Symplified doesn't replicate any user store information regardless of whether you deploy on-premises or in the cloud. Rather than managing provisioning in its own proprietary user store, and then replicating those changes across to the primary user store, Symplified syncs information near real-time between the primary user store and the web-based applications.
In the administrative console, you can define the rules you wish to implement for syncing between a source and a target. Once you have your user store set up as a sync source, the configuration is sent to the Identity Router where it monitors changes in your user store through a 'heartbeat' that checks your user store for any changes. When the Identity Router detects a change it sends the new information to the synchronization engine. It compares those changes with information in the user store about the user, using the policy engine to find user attributes, running through the various rules to ascertain access privileges.
In situations where a company doesn't already have user store, Symplified can provide rich APIs and a very flat, user data structure so that users can stand up their own custom user store compliant with the Symplified API. (REST 1.0, REST 2.0 and SOAP 1.0).
Symplified also includes delegated administration that allows for department administrators or others to manage access for specific groups.

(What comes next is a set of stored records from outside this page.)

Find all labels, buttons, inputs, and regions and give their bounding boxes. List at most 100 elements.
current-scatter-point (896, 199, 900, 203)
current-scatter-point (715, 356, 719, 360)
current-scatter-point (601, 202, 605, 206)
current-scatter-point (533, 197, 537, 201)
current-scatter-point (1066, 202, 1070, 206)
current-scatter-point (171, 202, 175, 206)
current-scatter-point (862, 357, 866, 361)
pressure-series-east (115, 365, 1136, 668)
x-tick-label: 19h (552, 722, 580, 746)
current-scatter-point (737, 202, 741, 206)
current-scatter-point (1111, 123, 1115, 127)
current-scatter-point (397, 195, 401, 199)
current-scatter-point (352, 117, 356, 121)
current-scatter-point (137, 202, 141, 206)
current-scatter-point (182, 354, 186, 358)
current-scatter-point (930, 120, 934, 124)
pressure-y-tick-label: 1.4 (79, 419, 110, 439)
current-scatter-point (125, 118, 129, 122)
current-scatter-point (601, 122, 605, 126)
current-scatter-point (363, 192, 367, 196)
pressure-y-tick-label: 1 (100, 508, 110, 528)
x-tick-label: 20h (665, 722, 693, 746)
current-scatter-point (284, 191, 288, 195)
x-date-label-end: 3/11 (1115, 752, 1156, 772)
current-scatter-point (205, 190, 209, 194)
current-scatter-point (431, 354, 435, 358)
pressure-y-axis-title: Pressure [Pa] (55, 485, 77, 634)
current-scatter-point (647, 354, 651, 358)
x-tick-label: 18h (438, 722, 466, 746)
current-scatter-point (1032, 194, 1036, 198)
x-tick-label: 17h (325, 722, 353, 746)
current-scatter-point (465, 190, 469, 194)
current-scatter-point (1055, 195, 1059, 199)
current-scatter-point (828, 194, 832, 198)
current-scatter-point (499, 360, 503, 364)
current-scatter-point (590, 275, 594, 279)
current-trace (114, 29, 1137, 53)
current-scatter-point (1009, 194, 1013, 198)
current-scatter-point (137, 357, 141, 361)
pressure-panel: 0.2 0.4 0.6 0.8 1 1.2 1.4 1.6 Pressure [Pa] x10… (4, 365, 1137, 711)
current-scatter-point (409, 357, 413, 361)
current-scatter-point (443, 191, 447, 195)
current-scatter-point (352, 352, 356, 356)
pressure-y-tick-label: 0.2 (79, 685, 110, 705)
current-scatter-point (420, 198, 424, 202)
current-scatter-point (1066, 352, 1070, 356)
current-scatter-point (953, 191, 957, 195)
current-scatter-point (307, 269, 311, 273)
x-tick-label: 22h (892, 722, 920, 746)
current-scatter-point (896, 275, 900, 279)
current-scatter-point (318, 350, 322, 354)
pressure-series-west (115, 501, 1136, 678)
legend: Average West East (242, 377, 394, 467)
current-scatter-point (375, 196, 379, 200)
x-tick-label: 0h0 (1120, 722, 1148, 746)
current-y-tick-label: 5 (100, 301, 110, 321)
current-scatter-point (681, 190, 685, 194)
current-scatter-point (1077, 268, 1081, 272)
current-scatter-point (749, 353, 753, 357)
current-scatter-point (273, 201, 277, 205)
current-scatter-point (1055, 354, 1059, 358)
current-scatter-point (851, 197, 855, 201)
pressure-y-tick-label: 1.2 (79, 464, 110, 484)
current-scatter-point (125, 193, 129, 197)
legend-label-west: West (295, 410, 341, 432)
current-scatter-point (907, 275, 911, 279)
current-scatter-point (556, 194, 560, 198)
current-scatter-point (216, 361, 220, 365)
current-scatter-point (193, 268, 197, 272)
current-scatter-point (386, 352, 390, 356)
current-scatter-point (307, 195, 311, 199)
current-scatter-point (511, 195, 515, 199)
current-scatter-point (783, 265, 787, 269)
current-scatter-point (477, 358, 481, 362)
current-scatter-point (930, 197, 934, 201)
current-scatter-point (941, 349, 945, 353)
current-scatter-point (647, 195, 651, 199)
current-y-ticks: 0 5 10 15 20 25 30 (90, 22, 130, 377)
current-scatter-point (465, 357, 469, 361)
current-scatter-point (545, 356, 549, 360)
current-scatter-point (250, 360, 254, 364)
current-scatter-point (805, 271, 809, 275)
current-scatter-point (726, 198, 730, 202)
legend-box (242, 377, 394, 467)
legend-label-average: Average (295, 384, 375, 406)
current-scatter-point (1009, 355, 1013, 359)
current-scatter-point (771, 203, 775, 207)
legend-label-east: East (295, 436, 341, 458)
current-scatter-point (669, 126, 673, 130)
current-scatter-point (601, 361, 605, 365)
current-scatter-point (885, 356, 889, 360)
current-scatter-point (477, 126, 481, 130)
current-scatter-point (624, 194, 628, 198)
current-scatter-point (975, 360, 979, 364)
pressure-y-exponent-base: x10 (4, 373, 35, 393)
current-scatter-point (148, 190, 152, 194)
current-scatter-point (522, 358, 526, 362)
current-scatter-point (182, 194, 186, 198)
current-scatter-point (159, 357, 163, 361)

This is particularly beneficial for large enterprises looking to unburden the central IT department by reducing help desk calls and resource constraints. It also includes automated, self-service capabilities that enable end users to perform limited tasks such as password resets, updates to basic profile information, requests for access to specific applications, etc. IT administrators have complete control over which management capabilities can be exposed in the delegated administration and self-service user interface.
Symplified has created a rich set of REST-based APIs that allow users to create their own user interfaces while pulling all the information that they need from the Symplified system.
APIs are built to support using a custom portal rather than the Symplified portal. In this way, you can have an entirely customized environment for your applications yet get the functionality of Symplified's Single Sign-On, access control and user management capabilities.
Symplified has defined a series of protocols to access user stores so that users can be authenticated, authorized and managed through a web service interface that utilizes either XML or JSON for the structuring of the payload.
If a company has multiple data stores containing user information, Symplified can put its web service APIs in front of those user stores to allow the Identity Router access. From those user stores, Symplified APIs support passing information to the Identity Router such as the user type schema, credentials for access, user properties, etc. Note that there are specific attributes for each of the user stores because each has its own structure and data types.